Let me write down some suggestions in hope that the humans will see this notebook while snooping, I mean cleaning the coop. The ideas in this article does help the ground we walk on stay in better condition. When they bring in more straw or pine needles for the walking area. Of course we have to scratch them out of the way. But they try. It’s all we can ask I guess.
It helps to not add the soft shavings from inside the coop into the chicken run. Also, we are glad to have some outside roost bars that we can perch on under a tarp so we don’t have to stand around in the mud.
Randy Smith says
I keep about 2 in. of construction grade sand in my run. I only have 6 chickens & my run is 8 ft. X 18 ft. So far, so good, as they say.
Where do you get that sand ??? I can’t find it anywhere???

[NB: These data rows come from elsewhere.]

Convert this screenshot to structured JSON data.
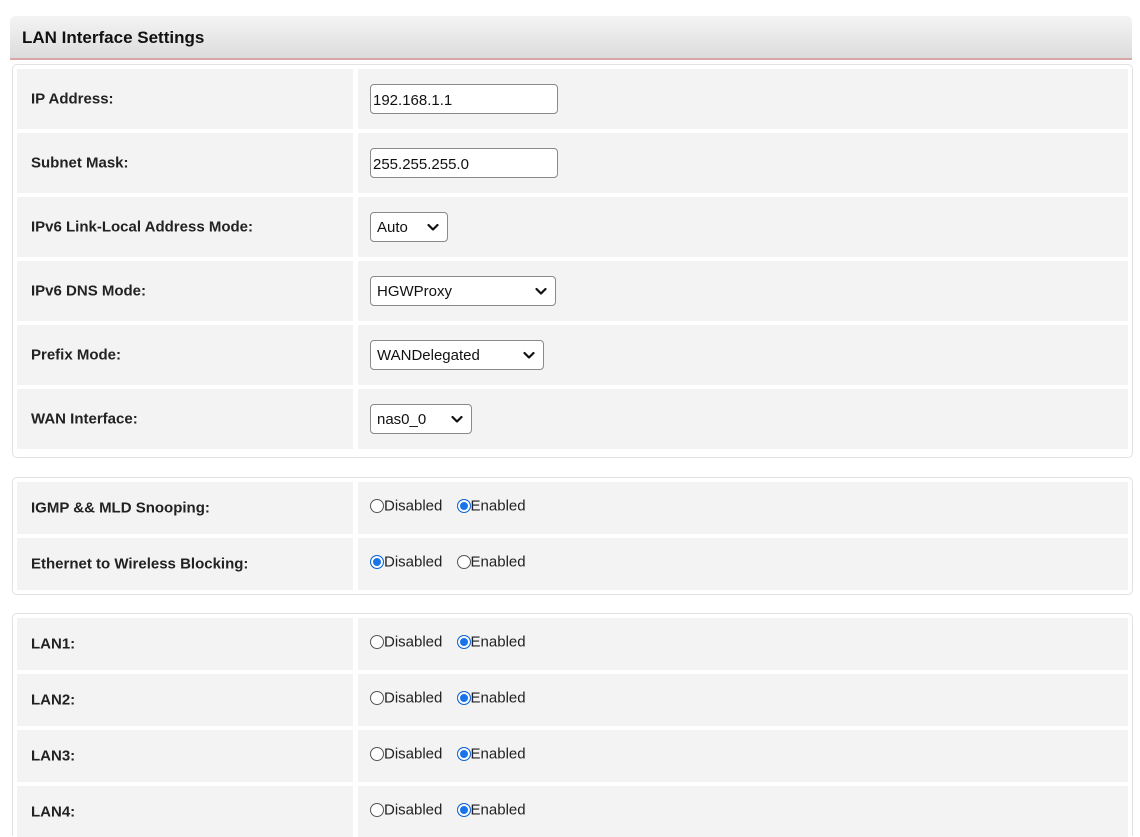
{
  "header": {
    "title": "LAN Interface Settings"
  },
  "lan_settings": {
    "ip_address": {
      "label": "IP Address:",
      "value": "192.168.1.1"
    },
    "subnet_mask": {
      "label": "Subnet Mask:",
      "value": "255.255.255.0"
    },
    "ipv6_link_local_mode": {
      "label": "IPv6 Link-Local Address Mode:",
      "value": "Auto"
    },
    "ipv6_dns_mode": {
      "label": "IPv6 DNS Mode:",
      "value": "HGWProxy"
    },
    "prefix_mode": {
      "label": "Prefix Mode:",
      "value": "WANDelegated"
    },
    "wan_interface": {
      "label": "WAN Interface:",
      "value": "nas0_0"
    }
  },
  "radio_labels": {
    "disabled": "Disabled",
    "enabled": "Enabled"
  },
  "snooping": {
    "igmp_mld": {
      "label": "IGMP && MLD Snooping:",
      "selected": "Enabled"
    },
    "eth_wireless_blocking": {
      "label": "Ethernet to Wireless Blocking:",
      "selected": "Disabled"
    }
  },
  "lan_ports": [
    {
      "label": "LAN1:",
      "selected": "Enabled"
    },
    {
      "label": "LAN2:",
      "selected": "Enabled"
    },
    {
      "label": "LAN3:",
      "selected": "Enabled"
    },
    {
      "label": "LAN4:",
      "selected": "Enabled"
    }
  ],
  "colors": {
    "radio_selected": "#1a73e8",
    "header_underline": "#d8a6a6",
    "row_bg": "#f3f3f3"
  }
}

Lowe’s or Home Depot, in bags…
You can only use Washed Plaster sand in a chicken coop any other sand is dangerous for them to breath into their lungs .You an find it at any Home Depot or Lowes or construction type supply store and it runs about $3 a bag . It works great and it suspends their poop making it easy to rake up and toss to in the garden or compost .It keep s the odor down as well as the flies
1st Call your local tree guys that are contracted to your town. They’ll be glad to give you Pine Chunky shavings.
2nd Go to your nearest wooded recreational area and collect all you can of pine needles.
Both are free.
Can you use the pine shavings from farm store
Janet Garman says
I do not recommend using pine shavings. The shavings do not hold up well at all to mud and flooding. Wood chips are much sturdier and help firm up the ground.